You can tell who has a share open:

open computer management (right click my computer and select manage) then from the tree view on the left select:

system tools> shared folders> sessions

this lists who is accessing files through shares.

there is an SO answer about sdoing this programatically:

https://stackoverflow.com/a/2418657/359135

If you really wanted to take it further and you have the admin rights you could use this info to interrogate running processes on connected machines:

tasklist.exe /S SYSTEM /U USERNAME /P PASSWORD

http://www.watchingthenet.com/how-to-view-and-kill-processes-on-remote-windows-computers.html

I am not suggesting you do any of this.. more to highlight what would be required. I would run a server somewhere that received a open, close and ping notification from your app.

the ping notification would let you identify instances that had crashed, lost connectivity or for any other reason not sent a close notification to the server app.

I have seen this done just by having a table in a DB of open session that gets written to every minute or so. I don't know how this would work for millions of users but i have seen it working well for tens of users (up to about a hundred).

EDIT:

more on pinging..

if you have server side code you can actively look for missing pings, however I would be tempted to just use a DB table and add a where clause to your select when reading open sessions:

Select
    *
FROM
    Session
WHERE
    LastPing > DATEADD(second,-60,Now())

and I would check for an old record on insert, so that you don't get lots of old rows hanging around.
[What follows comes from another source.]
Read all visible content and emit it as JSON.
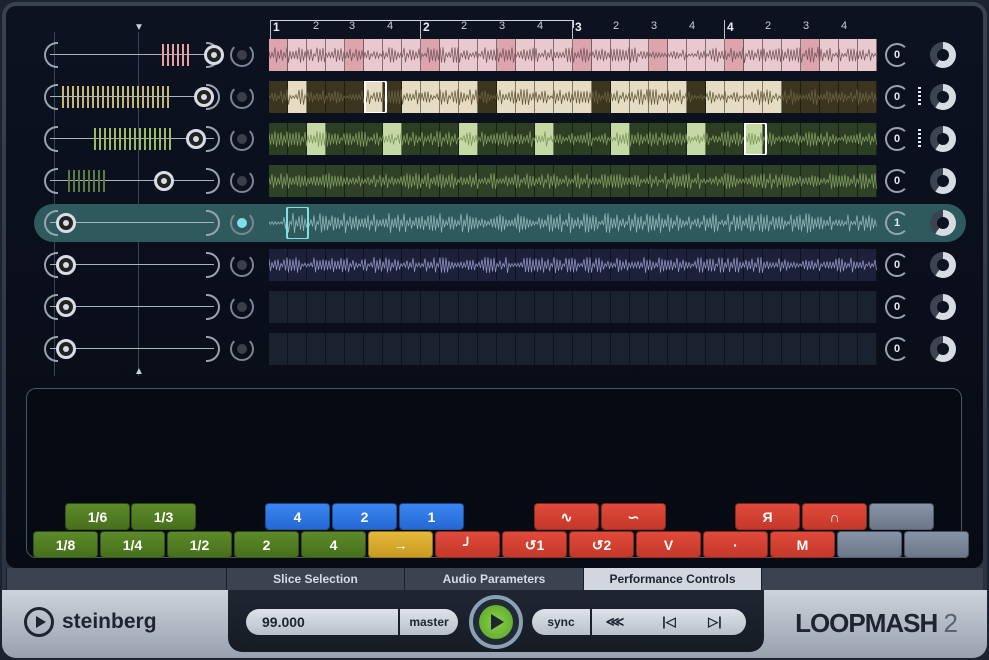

EDIT: just to be clear if you used the crazy techniques listed at the start of this answer you would have no way of knowing that someone had copied the file to their machine locally and run it. If you make the program insist that it has a connection to a particular DB or server then you have much more control.

Autres conseils

There isn't any way other than to implement some form of a licensing service or if you have privileges to the running machines.

A process on one computer cannot detect processes running on a different computer unless you set up some kind of communication between them.

You could set up a shared file as you suggest, but yes it will be unreliable.

You could run a service on some central computer and each instance has to report back to the server, but of course that will have similar reliability issues. (If one instance dies without notifying the server, the server won't realize it's still running.)

When each instance runs, it could listen at a port, record its IP and port number in a central file, and when you need a count you try to connect to each of those ports to confirm that instance is still running.

There are lots of ways you can do it, but the work is up to you. No help from the OS like you get when they're all on the same machine.